А здесь окопались какие-то казачьи подразделения, под командованием Краснова. Который, к слову сказать, не подчинялся командованию Добровольческой армии. Да и не собирался подчиняться, потому что контролируемая им территория считалась вообще другим государством! Этот бывший царский гвардеец от имени нового государства заключил договор с немцами (с врагами!), заручившись поддержкой казачьей старшины. И принялся наводить свои порядки. Казакам и к ним примкнувшим тут оказывался полный респект и уважение. А к иногородним и не примкнувшим здесь допускался любой беспредел. Особенно на местах. Вот мы под этот замес и попали.
В принципе, зная презрительное отношение чубатых к пришлым (таким же русским, таким же православным), я этому почему-то совсем не удивлен. Сюда немного не вписывался местный спекулянт, но как я уже предполагал, его скорее всего тупо ограбили (судя по всему, очень нехило), а потом по-тихому решили актировать, чтобы волна от беспредела не пошла. Скажут родственникам, что он бежать пытался, и пойди пойми, так это было или не так. В эту схему неплохо ложился и золотопогонный наркоша. Он явно не казак. Варяг пришлый. Почему тогда здесь, среди казаков и на такой должности? Да вот именно поэтому! Родни, скорее всего, в здешних краях не имеет. К окружающим не снисходит. Судя по замашкам – не фронтовик. При этом борзый до невозможности. Значит, имеет волосатую лапу где-то наверху. Вот и ведет себя, как наши менты в девяностых, беспредельничая по полной и отстегивая положенную мзду выше. А если вдруг поднимется ропот, то такого человека не жалко и слить. Или, в зависимости от ситуации, перевести куда-то в другое место…
А на шестой день, попрощавшись с хозяевами, решили двигать из столь негостеприимной местности дальше. Дырка в ноге у Магомеда не то чтобы зажила, но он уже мог вполне сносно передвигаться. Выйдя за город, я думал, мы просто разбежимся, но этот абрек меня удивил. Подойдя вплотную, он, глядя мне в глаза, глухо сказал:
– Тшур. Я тэбэ уже гаварыл – мнэ сичас ошень нада к сваим. А патом я тэбэ в Ростове найду. Долга на мнэ. Долга жизны…
После чего порывисто обнял и, не оглядываясь, двинул куда-то в сторону далеких холмов. Какое-то время я глядел на прихрамывающую фигуру, а потом, повернувшись к Бурцеву, предложил:
– Ну что, студент? Пошли, что ли…
И двинули мы в сторону Ростова. Под Екатеринодаром сейчас очень нездоровое шевеление идет. С довольно сильными, по местным меркам, боями. А в Ростове уже тихо. Да и расстояние да него плевое – чуть меньше трехсот километров. На машине бы часа за четыре доехал, не нарушая правил. Но ноги не колеса, поэтому планировал за пару дней дойти до Покровской. Там железнодорожная станция есть. Вот оттуда и будем смотреть, как же нам сесть на поезд и добраться до Ростова. Бурцев, правда, волновался, хватит ли у нас денег, так как из финансов остался только золотой червонец. На это я достаточно легкомысленно махнул рукой:
– Не переживай. Как говорил Остап Сулейман Берта Мария Бендер Бей, он же Бендер Задунайский, деньги будут валяться под ногами. Наша задача – их вовремя заметить и подобрать.

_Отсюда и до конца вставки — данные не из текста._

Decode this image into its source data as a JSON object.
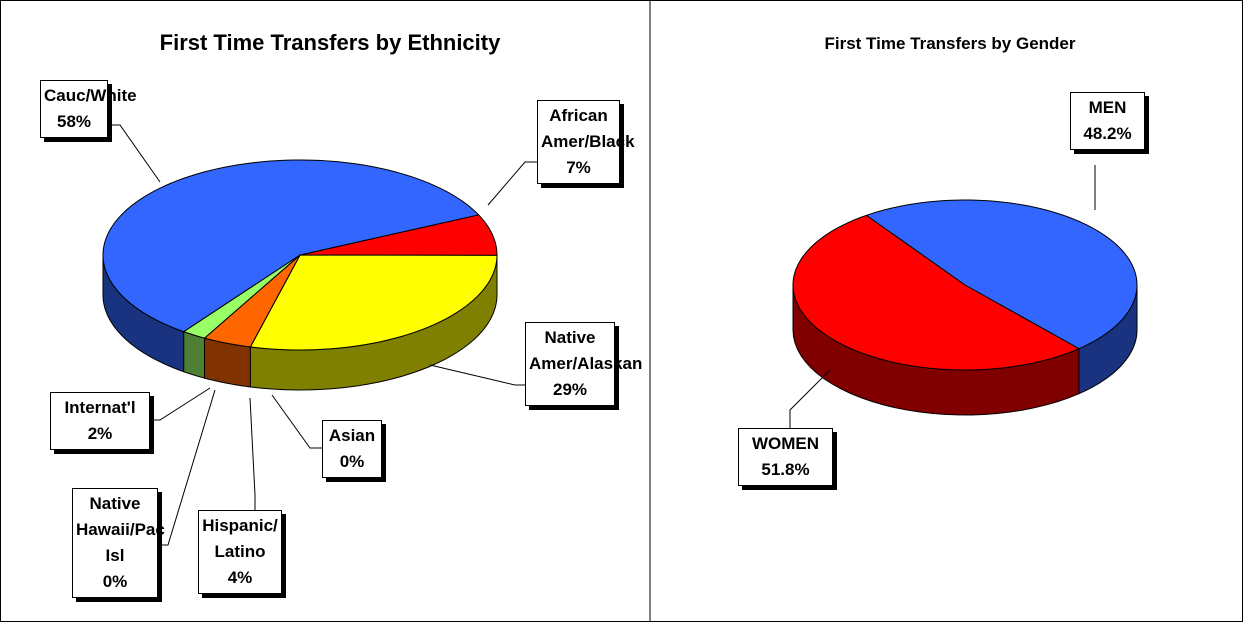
{
  "chart_data": [
    {
      "type": "pie3d",
      "title": "First Time Transfers by Ethnicity",
      "categories": [
        "African Amer/Black",
        "Native Amer/Alaskan",
        "Asian",
        "Hispanic/Latino",
        "Native Hawaii/Pac Isl",
        "Internat'l",
        "Cauc/White"
      ],
      "values": [
        7,
        29,
        0,
        4,
        0,
        2,
        58
      ],
      "value_labels": [
        "7%",
        "29%",
        "0%",
        "4%",
        "0%",
        "2%",
        "58%"
      ],
      "colors": [
        "#ff0000",
        "#ffff00",
        "#33ccff",
        "#ff6600",
        "#9999ff",
        "#99ff66",
        "#3366ff"
      ]
    },
    {
      "type": "pie3d",
      "title": "First Time Transfers by Gender",
      "categories": [
        "MEN",
        "WOMEN"
      ],
      "values": [
        48.2,
        51.8
      ],
      "value_labels": [
        "48.2%",
        "51.8%"
      ],
      "colors": [
        "#3366ff",
        "#ff0000"
      ]
    }
  ]
}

Дорога была пустынной, весеннее солнышко не только светило, но и немного пригревало, ощущение какой-то внутренней легкости с каждым днем становилось все сильнее, так что настроение было хорошим и тянуло побалагурить. Только Серега шутливого тона не принял. Он как-то задумчиво протянул:
– Странные у вас знакомые… – и тут же без перехода ляпнул: – А вы знаете, товарищ Чур, что еще больше помолодели? Теперь вам максимум лет тридцать пять – сорок можно дать. И глаза у вас синими стали. А были темными. Это я точно помню.